Facebook in talks to add a "panic button" - naz
http://news.bbc.co.uk/2/hi/uk_news/8614787.stm

======
_delirium

      Facebook had previously said it would not install a "panic button" on its
      main pages for users to report suspected paedophiles ... Mr Gamble said
      he could not understand why Facebook would not agree to adopt the button
      on every page as it was a free way to "help save some children".
    

Yeah, because a "tell the cops this user is a paedophile" button on _every
page_ sounds totally reasonable. Perhaps it'll look nice alongside "report
user as terrorist" and "accuse user of dealing drugs" buttons.

------
zbyszek
_a free way to "help save some children"._

Free to whom? I don't know how much it costs to make a regional UI alteration
to Facebook, but I suspect that Mt Gamble doesn't either, and I doubt that
it's free. I presume it can only help to save children if it results in the
conviction of a paedophile. How many have been convicted as a result of the
button on Bebo or elsewhere?

 _Last week Mr Gamble announced the agency had received 252 complaints about
Facebook during the first three months of the year - with 40% of them about
the potential "grooming" of children._

Were these complaints about specific incidents or were they of a general
"Facebook sucks" variety? If the latter, bear in mind that Facebook has 23
million users in the UK (according to
[http://www.clickymedia.co.uk/2010/01/facebook-user-
statistic...](http://www.clickymedia.co.uk/2010/01/facebook-user-statistics-
january-2010/)).

 _He said the complaints had come via e-mails and people using other means to
complain to the centre as they could not do so via Facebook._

So people who wanted to complain to CEOP did so by emailing CEOP rather than
Facebook. What's wrong with that?
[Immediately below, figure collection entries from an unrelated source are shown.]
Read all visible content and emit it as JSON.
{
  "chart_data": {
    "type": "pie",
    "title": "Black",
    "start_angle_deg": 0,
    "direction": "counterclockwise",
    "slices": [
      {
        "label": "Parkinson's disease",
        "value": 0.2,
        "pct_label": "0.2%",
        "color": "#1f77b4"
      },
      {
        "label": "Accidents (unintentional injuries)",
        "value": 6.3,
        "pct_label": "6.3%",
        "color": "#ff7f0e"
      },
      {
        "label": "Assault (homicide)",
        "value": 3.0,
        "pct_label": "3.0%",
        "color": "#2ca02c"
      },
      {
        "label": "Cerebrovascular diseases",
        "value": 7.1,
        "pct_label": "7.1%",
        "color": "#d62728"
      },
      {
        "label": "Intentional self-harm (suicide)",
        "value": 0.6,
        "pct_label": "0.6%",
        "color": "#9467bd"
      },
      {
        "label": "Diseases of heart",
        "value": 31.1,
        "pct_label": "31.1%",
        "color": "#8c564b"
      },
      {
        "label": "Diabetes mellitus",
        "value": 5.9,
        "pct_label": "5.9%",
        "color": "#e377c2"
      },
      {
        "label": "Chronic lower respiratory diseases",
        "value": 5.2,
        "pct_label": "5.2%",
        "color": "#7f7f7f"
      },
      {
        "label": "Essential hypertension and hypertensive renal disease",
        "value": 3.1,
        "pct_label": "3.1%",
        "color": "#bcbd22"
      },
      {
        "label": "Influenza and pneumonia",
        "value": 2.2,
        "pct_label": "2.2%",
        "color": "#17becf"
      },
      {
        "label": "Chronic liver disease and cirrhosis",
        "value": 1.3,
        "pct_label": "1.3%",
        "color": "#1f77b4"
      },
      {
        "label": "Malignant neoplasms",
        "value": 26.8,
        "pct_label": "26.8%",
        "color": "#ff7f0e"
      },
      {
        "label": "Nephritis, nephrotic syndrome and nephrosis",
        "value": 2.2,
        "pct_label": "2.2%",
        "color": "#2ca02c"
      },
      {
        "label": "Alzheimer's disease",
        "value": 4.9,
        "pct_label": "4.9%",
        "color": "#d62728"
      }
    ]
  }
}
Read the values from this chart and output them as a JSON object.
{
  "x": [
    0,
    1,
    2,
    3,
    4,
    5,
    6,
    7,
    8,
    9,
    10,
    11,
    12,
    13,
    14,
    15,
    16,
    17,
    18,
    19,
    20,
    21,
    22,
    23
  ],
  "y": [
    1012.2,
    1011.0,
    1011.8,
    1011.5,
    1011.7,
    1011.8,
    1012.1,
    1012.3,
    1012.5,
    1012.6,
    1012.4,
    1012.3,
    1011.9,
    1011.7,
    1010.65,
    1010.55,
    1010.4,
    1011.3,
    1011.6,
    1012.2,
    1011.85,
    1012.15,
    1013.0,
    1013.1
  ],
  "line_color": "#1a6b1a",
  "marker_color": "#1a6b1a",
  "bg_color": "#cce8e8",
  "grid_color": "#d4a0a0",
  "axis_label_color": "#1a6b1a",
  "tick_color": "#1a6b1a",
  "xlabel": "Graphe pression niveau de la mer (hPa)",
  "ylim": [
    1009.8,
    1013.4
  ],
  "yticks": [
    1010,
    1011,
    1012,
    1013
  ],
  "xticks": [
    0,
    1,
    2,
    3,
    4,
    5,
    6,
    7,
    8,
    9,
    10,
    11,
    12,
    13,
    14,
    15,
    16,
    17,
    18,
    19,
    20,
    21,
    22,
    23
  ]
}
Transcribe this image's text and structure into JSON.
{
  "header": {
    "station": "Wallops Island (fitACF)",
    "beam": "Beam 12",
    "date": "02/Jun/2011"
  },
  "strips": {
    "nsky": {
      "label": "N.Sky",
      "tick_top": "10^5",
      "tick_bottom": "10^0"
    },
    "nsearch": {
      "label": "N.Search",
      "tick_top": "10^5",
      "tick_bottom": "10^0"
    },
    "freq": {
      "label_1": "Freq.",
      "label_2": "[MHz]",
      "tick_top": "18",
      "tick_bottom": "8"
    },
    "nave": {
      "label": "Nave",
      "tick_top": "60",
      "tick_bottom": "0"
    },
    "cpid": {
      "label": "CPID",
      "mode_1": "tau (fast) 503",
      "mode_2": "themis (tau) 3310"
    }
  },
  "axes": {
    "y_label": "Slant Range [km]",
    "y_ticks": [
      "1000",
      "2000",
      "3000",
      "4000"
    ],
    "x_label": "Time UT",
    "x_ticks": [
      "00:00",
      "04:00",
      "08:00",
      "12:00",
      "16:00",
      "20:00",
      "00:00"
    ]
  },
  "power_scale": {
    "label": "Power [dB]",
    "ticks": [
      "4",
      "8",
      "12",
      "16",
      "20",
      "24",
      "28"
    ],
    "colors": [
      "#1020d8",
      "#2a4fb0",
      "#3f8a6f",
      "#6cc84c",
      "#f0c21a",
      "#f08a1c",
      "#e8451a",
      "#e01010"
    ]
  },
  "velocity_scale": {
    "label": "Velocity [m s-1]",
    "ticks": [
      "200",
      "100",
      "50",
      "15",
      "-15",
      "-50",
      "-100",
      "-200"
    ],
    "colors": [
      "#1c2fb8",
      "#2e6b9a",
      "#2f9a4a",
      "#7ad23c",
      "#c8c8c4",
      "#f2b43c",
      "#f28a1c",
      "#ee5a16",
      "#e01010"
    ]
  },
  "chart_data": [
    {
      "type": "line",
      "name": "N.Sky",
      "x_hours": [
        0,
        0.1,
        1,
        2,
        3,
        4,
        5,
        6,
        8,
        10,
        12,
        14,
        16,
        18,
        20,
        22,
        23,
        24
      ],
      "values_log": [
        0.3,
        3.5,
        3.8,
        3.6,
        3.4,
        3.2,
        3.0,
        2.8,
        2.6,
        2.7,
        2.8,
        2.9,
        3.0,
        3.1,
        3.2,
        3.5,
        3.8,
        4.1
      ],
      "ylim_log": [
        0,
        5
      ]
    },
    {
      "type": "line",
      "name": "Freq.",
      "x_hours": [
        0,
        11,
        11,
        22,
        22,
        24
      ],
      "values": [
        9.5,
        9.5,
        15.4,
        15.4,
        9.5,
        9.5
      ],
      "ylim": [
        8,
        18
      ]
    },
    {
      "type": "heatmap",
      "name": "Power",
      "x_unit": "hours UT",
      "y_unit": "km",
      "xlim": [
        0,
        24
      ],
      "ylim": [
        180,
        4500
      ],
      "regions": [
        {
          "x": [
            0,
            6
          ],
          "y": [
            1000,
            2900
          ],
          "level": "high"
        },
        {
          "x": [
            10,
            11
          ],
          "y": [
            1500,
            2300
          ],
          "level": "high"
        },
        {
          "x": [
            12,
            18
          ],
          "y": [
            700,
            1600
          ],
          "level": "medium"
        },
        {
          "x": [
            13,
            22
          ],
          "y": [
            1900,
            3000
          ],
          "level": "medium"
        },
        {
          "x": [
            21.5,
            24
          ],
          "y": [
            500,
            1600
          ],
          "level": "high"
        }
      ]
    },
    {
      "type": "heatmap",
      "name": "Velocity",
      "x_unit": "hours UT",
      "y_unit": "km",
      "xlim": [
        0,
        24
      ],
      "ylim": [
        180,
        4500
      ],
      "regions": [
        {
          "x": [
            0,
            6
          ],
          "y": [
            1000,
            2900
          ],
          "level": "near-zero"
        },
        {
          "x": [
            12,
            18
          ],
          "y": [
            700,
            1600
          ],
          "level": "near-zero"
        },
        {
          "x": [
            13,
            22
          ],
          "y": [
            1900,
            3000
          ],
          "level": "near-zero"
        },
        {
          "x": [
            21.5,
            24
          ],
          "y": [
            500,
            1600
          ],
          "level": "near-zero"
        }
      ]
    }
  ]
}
Or is Mr Gamble implying that it is
impossible to send a complaint to Facebook, or that Facebook will not act on
an allegation?

Finally, the sad story of Miss Hall suggests that the real problem is not the
absence of a button, but the difficulty in identifying the likes of Peter
Chapman as potential rapists and murderers in the first place.

Maybe Facebook _should_ provide CEOP's button, but CEOP has so far failed to
make good case.

------
ryanwanger
Call me old fashioned, but without exaggeration, Facebook is THE site where I
am least likely to engage with strangers.